O ímpeto desbravador, sucedido pelo capitalismo selvagem, pela exploração desmedida da natureza, pela corrida espacial, hoje atingiu dimensão inaudita: o teletransporte, antigamente acalentado pela ficção, tornou-se concreto, mas projeta o espectro e mantém a carne depauperada inerte; inventaram a ciência e resolveram substituí-la pela opinião, distribuída a esmo pelos canais virtuais; a tecnologia que agiliza a circulação de mercadorias e pessoas amplificou, também, a distribuição do vírus que nos aflige. Não se trata somente de admitir a característica paradoxal da técnica, mas de retratar o paradoxo do homem, que esgota o habitat supondo que, com isso, melhora sua qualidade de vida; deprecia a educação enquanto alega ser detentor do saber, censura os direitos humanos para exercer sua liberdade de expressão; reivindica intervenção autoritária para fazer valer seu papel democrático; nega o vírus em circulação e abandona os protocolos de segurança para superar a crise; despreza a vacina ao supô-la contagiosa. Como disse, o ímpeto centrífugo atinge as raias da incoerência, pois, para continuar rompendo limites, o indivíduo dispôs do próximo ao supor-se autossuficiente, fez pouco da vida ao desafiar a morte, sacrificou a terra dos antepassados e renegou sua descendência ao conclamar-se senhor do mundo virtual, que dilacera a empatia e exclui o controverso para alimentar uma coerência ilusória e narcísica.

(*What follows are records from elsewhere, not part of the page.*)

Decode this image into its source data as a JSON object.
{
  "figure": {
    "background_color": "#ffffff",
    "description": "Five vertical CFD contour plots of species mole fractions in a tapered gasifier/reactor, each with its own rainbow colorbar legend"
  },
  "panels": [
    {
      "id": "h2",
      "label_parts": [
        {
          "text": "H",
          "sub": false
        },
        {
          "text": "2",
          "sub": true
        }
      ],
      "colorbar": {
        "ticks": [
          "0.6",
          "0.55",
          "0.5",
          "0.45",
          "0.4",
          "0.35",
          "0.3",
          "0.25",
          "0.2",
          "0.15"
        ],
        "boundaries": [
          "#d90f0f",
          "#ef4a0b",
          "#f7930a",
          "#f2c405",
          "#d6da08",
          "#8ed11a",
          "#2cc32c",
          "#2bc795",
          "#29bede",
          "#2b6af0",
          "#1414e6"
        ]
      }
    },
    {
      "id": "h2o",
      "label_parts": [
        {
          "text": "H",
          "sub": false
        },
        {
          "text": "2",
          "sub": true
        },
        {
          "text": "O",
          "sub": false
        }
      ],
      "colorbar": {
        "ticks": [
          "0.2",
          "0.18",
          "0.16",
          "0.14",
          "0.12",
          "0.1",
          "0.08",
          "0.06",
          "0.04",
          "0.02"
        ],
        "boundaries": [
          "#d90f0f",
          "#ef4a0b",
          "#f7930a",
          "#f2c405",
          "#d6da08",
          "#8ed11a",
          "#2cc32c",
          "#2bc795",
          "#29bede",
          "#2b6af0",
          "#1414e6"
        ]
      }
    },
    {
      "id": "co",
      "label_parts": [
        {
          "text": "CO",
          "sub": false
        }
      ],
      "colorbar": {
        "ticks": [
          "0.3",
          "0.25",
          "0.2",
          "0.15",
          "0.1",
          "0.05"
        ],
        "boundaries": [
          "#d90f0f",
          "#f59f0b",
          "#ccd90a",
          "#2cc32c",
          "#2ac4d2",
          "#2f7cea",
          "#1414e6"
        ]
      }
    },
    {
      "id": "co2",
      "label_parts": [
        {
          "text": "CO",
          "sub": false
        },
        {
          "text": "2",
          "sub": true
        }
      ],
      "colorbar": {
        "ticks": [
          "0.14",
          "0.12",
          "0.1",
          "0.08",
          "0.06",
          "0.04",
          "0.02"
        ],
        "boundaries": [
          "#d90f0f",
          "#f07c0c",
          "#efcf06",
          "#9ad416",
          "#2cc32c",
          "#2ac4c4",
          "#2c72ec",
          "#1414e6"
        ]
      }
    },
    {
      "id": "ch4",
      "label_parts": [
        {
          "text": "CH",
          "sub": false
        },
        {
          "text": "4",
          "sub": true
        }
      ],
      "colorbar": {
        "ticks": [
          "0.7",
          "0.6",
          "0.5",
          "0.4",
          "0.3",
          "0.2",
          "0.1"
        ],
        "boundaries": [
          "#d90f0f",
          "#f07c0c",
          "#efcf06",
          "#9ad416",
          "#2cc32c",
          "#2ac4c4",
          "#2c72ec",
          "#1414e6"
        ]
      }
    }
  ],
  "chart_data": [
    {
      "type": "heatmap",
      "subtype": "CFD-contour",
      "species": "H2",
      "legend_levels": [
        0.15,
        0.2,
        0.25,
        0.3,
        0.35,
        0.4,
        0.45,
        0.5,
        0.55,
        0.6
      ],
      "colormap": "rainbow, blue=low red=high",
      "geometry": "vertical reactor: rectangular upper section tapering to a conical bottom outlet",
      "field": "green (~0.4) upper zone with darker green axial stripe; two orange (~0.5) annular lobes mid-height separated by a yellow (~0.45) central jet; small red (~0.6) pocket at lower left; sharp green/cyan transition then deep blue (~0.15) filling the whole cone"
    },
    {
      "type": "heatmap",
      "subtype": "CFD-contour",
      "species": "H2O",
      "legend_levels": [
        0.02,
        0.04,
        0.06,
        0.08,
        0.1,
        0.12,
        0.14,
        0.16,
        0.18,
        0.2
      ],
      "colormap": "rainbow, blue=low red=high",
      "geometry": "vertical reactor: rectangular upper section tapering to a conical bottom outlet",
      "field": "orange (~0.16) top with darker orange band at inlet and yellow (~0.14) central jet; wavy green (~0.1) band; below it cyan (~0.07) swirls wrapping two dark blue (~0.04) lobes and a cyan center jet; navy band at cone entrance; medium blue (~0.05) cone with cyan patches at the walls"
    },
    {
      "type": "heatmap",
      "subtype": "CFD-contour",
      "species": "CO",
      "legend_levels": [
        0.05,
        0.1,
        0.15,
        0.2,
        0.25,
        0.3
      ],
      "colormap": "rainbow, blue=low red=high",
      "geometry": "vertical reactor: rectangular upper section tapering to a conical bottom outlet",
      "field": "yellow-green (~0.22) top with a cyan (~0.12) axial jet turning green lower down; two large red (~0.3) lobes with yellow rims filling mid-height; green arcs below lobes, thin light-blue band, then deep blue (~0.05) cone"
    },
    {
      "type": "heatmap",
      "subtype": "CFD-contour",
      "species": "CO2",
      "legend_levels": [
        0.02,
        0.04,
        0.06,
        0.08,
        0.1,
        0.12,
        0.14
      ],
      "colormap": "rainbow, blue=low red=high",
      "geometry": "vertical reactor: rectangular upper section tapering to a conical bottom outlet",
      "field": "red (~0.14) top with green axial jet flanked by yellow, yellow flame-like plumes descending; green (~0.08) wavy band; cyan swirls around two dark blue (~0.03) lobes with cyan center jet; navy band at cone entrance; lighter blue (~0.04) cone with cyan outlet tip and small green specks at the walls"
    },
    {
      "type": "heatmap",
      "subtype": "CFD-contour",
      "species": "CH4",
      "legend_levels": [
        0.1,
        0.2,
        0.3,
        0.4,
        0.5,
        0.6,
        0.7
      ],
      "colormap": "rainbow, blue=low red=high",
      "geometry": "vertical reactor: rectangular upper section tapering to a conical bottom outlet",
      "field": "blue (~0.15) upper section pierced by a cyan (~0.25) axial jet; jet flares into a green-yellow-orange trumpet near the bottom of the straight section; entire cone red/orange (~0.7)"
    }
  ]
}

O diagnóstico parece calamitoso, mas restam vestígios que acalentam: realçando o cenário virtual, há o felino que desfila petulante diante do monitor; o cão que arranha a porta para entrar no cômodo tornado escritório; as crianças que promovem algazarra e performances em mundos imaginários. Há calor afetivo no nosso entorno, mas a tecnologia, quando monopoliza a cena, tende a nos tornar frios. Devemos enfrentar o isolamento social para, amanhã, valorizar sobejamente os afetos. Tais expedientes a técnica não reproduz, e eles passam, acabam, se vão, deletados do disco rígido da existência. Se é preciso conseguir refúgio para o tédio, que seja no calor de um abraço ou nas páginas de um bom livro, este sim capaz de suscitar sentimentos, afetos e sorrisos. A tecnologia é útil, mas a difusão de espectros virtuais não precisa suplantar a tessitura das personagens ficcionais ou as projeções de um “nós”. É preciso mirar os encontros vindouros para justificar o atual estar-só-pelo-outro.

*Cleber Vinicius do Amaral Felipe é professor do Instituto de História da UFU.